Edwin went inside while Robin stowed the car in the converted stable and remembered just in time that there was nobody to look after it. He found a rag and gave it a quick wipedown before heading into the house itself. He intended to go straight to the willow rooms and change clothes—perhaps even find Edwin in the middle of doing the same, and find some tactful way to gauge the man’s interest in a revival of the previous night’s activities—but Edwin himself, still in yesterday’s clothes, met him a few steps inside the front door.
Edwin’s eyes were wide and his shoulders were held brittle and stiff. “There’s been a complication,” he said.
“What kind of—” Robin began, and then heard a burst of familiar laughter coming from inside the parlour, and knew exactly what kind.

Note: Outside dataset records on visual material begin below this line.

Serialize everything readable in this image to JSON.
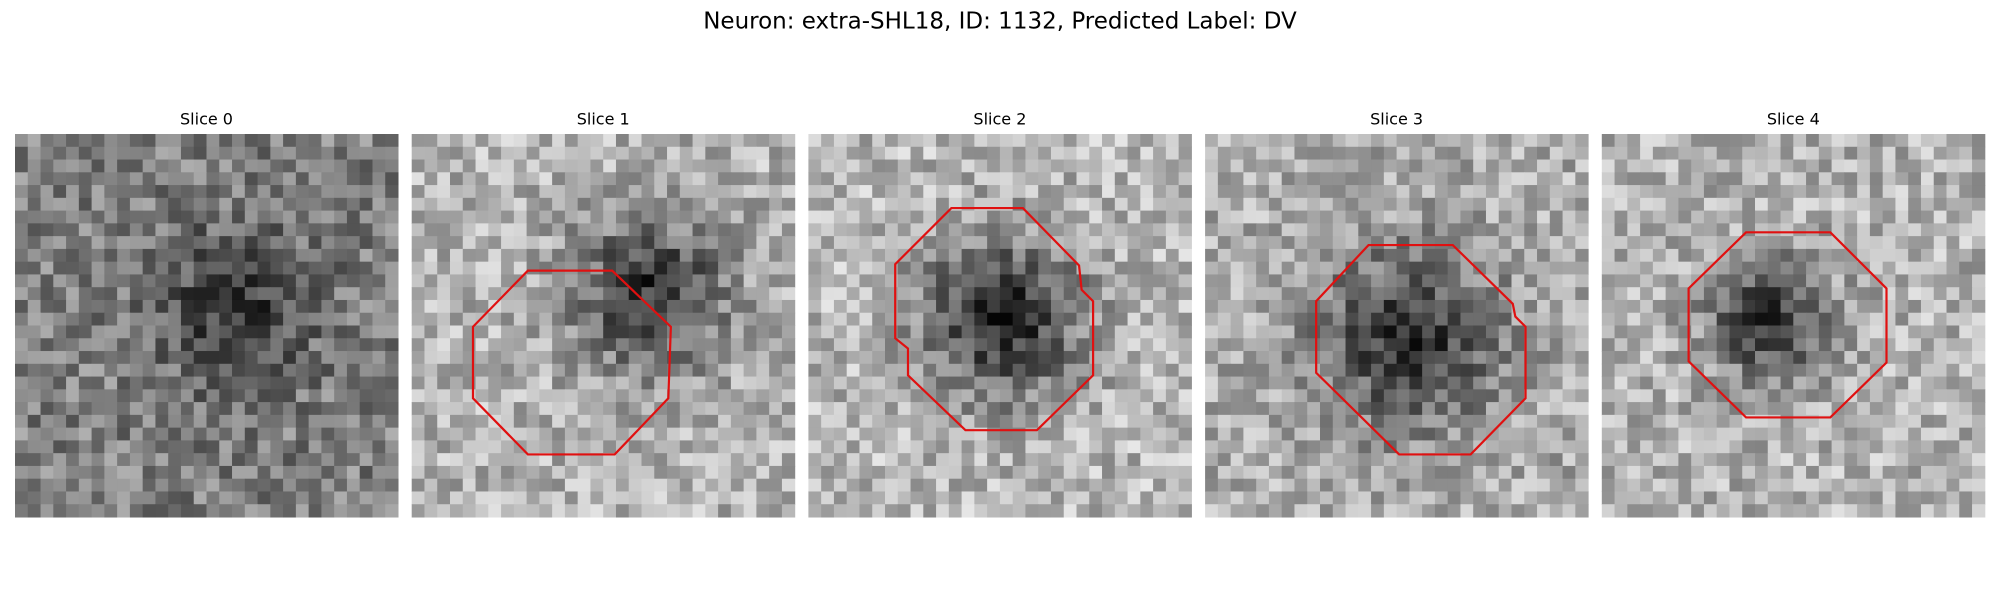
{
  "title": "Neuron: extra-SHL18, ID: 1132, Predicted Label: DV",
  "panels": [
    {
      "title": "Slice 0"
    },
    {
      "title": "Slice 1"
    },
    {
      "title": "Slice 2"
    },
    {
      "title": "Slice 3"
    },
    {
      "title": "Slice 4"
    }
  ]
}
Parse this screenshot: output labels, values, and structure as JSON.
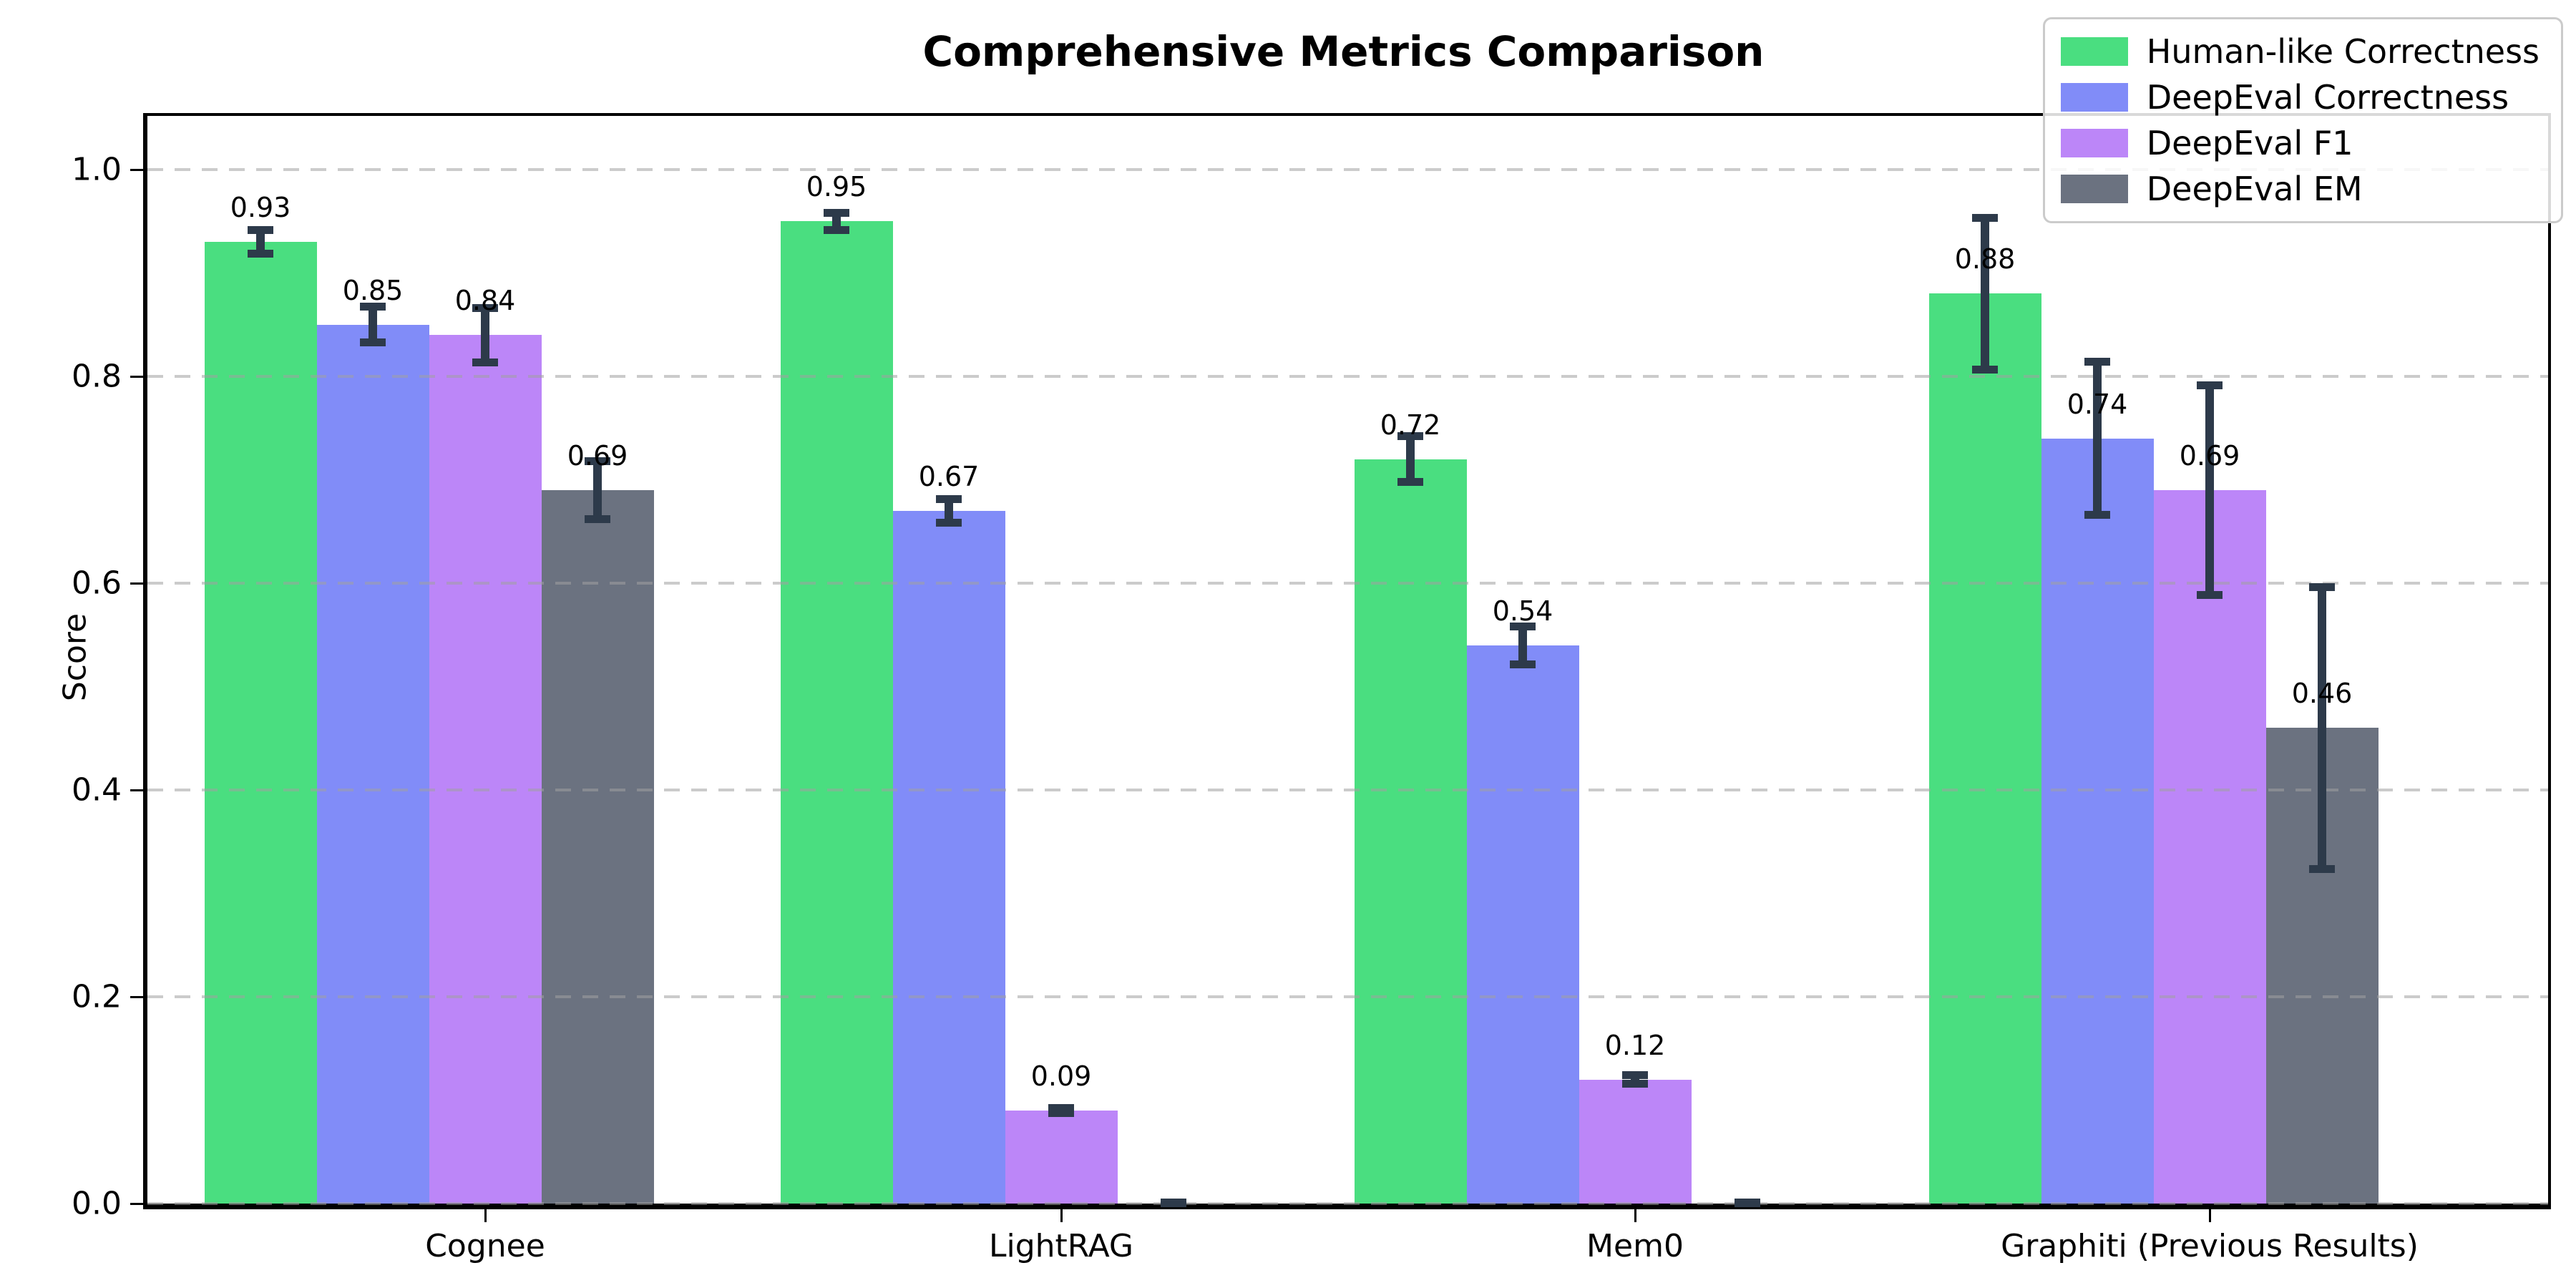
{
  "chart_data": {
    "type": "bar",
    "title": "Comprehensive Metrics Comparison",
    "xlabel": "",
    "ylabel": "Score",
    "categories": [
      "Cognee",
      "LightRAG",
      "Mem0",
      "Graphiti (Previous Results)"
    ],
    "series": [
      {
        "name": "Human-like Correctness",
        "color": "#4ade80",
        "values": [
          0.93,
          0.95,
          0.72,
          0.88
        ],
        "errors": [
          0.015,
          0.012,
          0.026,
          0.077
        ],
        "bar_labels": [
          "0.93",
          "0.95",
          "0.72",
          "0.88"
        ]
      },
      {
        "name": "DeepEval Correctness",
        "color": "#818cf8",
        "values": [
          0.85,
          0.67,
          0.54,
          0.74
        ],
        "errors": [
          0.021,
          0.015,
          0.022,
          0.078
        ],
        "bar_labels": [
          "0.85",
          "0.67",
          "0.54",
          "0.74"
        ]
      },
      {
        "name": "DeepEval F1",
        "color": "#bc86f8",
        "values": [
          0.84,
          0.09,
          0.12,
          0.69
        ],
        "errors": [
          0.03,
          0.006,
          0.008,
          0.105
        ],
        "bar_labels": [
          "0.84",
          "0.09",
          "0.12",
          "0.69"
        ]
      },
      {
        "name": "DeepEval EM",
        "color": "#6b7280",
        "values": [
          0.69,
          0.0,
          0.0,
          0.46
        ],
        "errors": [
          0.032,
          0.004,
          0.004,
          0.14
        ],
        "bar_labels": [
          "0.69",
          "",
          "",
          "0.46"
        ]
      }
    ],
    "y_ticks": [
      "0.0",
      "0.2",
      "0.4",
      "0.6",
      "0.8",
      "1.0"
    ],
    "y_tick_values": [
      0.0,
      0.2,
      0.4,
      0.6,
      0.8,
      1.0
    ],
    "ylim": [
      0,
      1.052
    ],
    "grid": "horizontal-dashed",
    "grid_above_bars": true,
    "legend_position": "upper-right",
    "error_bar_color": "#2d3a4a",
    "background_color": "#ffffff"
  }
}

Most of the Walcott party was arranged on various pieces of furniture. Every one of them was wearing a different expression; every one of them turned to look as Robin entered the room, Edwin on his heels.
“Sir Robin!” said Belinda, looking effervescent and modern in a pink walking suit. Her expression was one of delight with an edge to it. “Look who’s turned up and agreed to come boating with us this afternoon.”

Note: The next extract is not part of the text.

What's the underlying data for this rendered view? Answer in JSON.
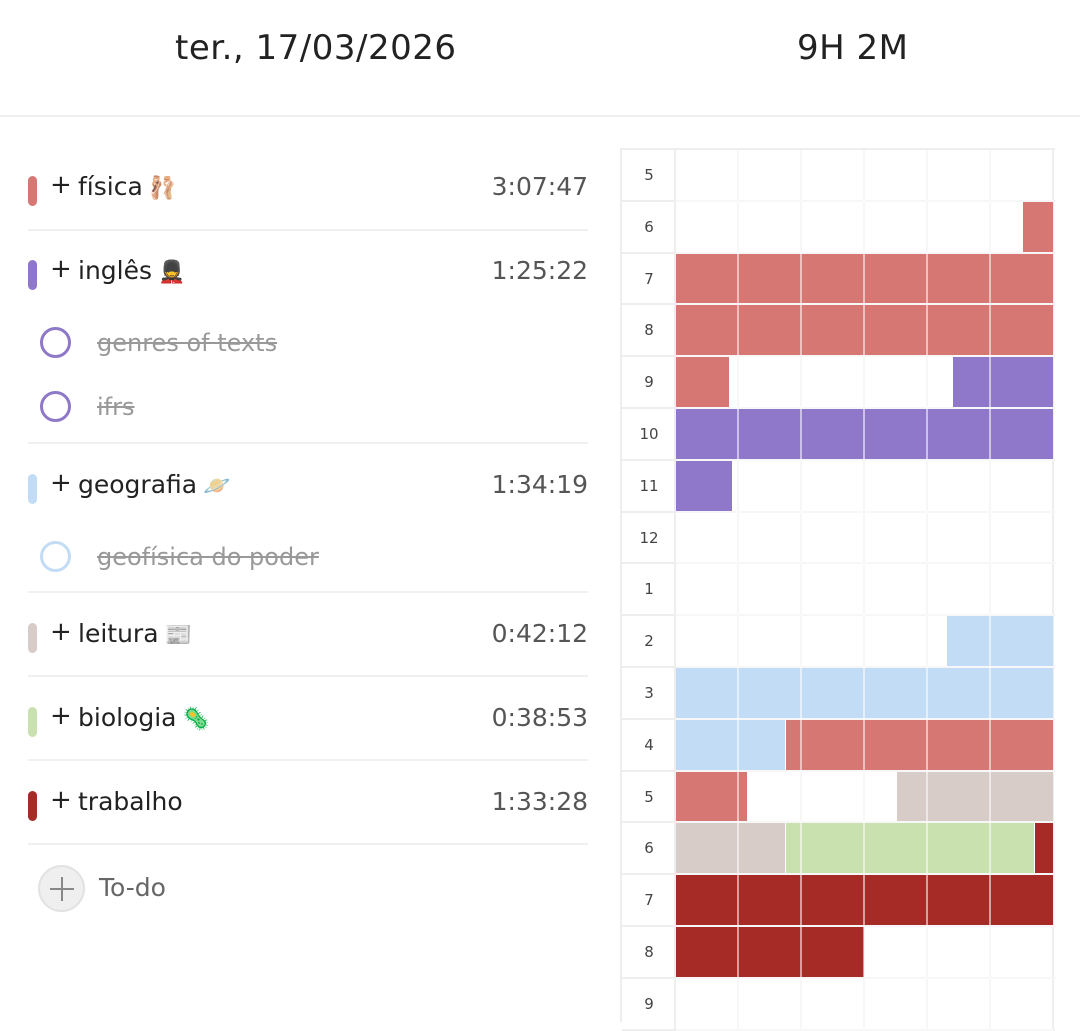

Robin turned his attention to the girl next to Belinda. Her attire was much more sombre: the dark grey of mourning wear. She rose to her feet when she saw him.
Robin said, “Maud?”
She was already halfway across the room, face pinching into a frown, and she snatched up one of Robin’s hands in hers so that she could press it. Robin let her hold tight enough to steady the fine tremor of her fingers that meant there were too many unfamiliar eyes upon her. She could turn her laugh on like an electric light, but she couldn’t quash this. Robin wanted simultaneously to embrace her and to shake her, but she’d have appreciated neither.
“Robin!” said his sister, aghast. “Darling, whatever happened to your face?”
“I had a disagreement with a hedge,” said Robin. “More to the point, Maudie, what are you doing here?”
“I’m here for the shooting season. What do you think, Robin? I’m here for you.”
“How—what—how did you even know where I was?”
“Your typist told me,” she said promptly, releasing his hand. “Miss Morrissey. I liked her.”
Robin opened his mouth with a storm’s worth of further one-syllable questions building inside it.
Maud went on hastily: “I went to the Home Office. And I asked, and asked, and asked, and eventually someone managed to track down your new office for me.”
“Maud—”
“I didn’t lie,” she said. “Although . . . I may have let some very nice men make a teensy few incorrect assumptions about the nature of the home emergency that led me to be trying urgently to find you.”
Robin’s head was threatening to throb. “Home emergency?”
Maud cast her green eyes down, then peeped them up at him. She looked altogether forlorn. Robin could only imagine half of the civil service turning gruffly avuncular in the face of this look, and the other half tripping over their tongues to make themselves agreeable to the owner of those eyes.
“I broke Mother’s favourite vase,” she said meekly.
Robin stared at her, anger and disbelief bubbling up through him, but somehow by the time it hit his throat it was laughter. He exhaled a long chuckle, helpless, and Maud’s eyes creased with relief.
“Did you honestly?”
She nodded.
“The—” He gestured a bulbous shape.
“The hideous one she inherited from Great-Aunt Agatha,” Maud confirmed.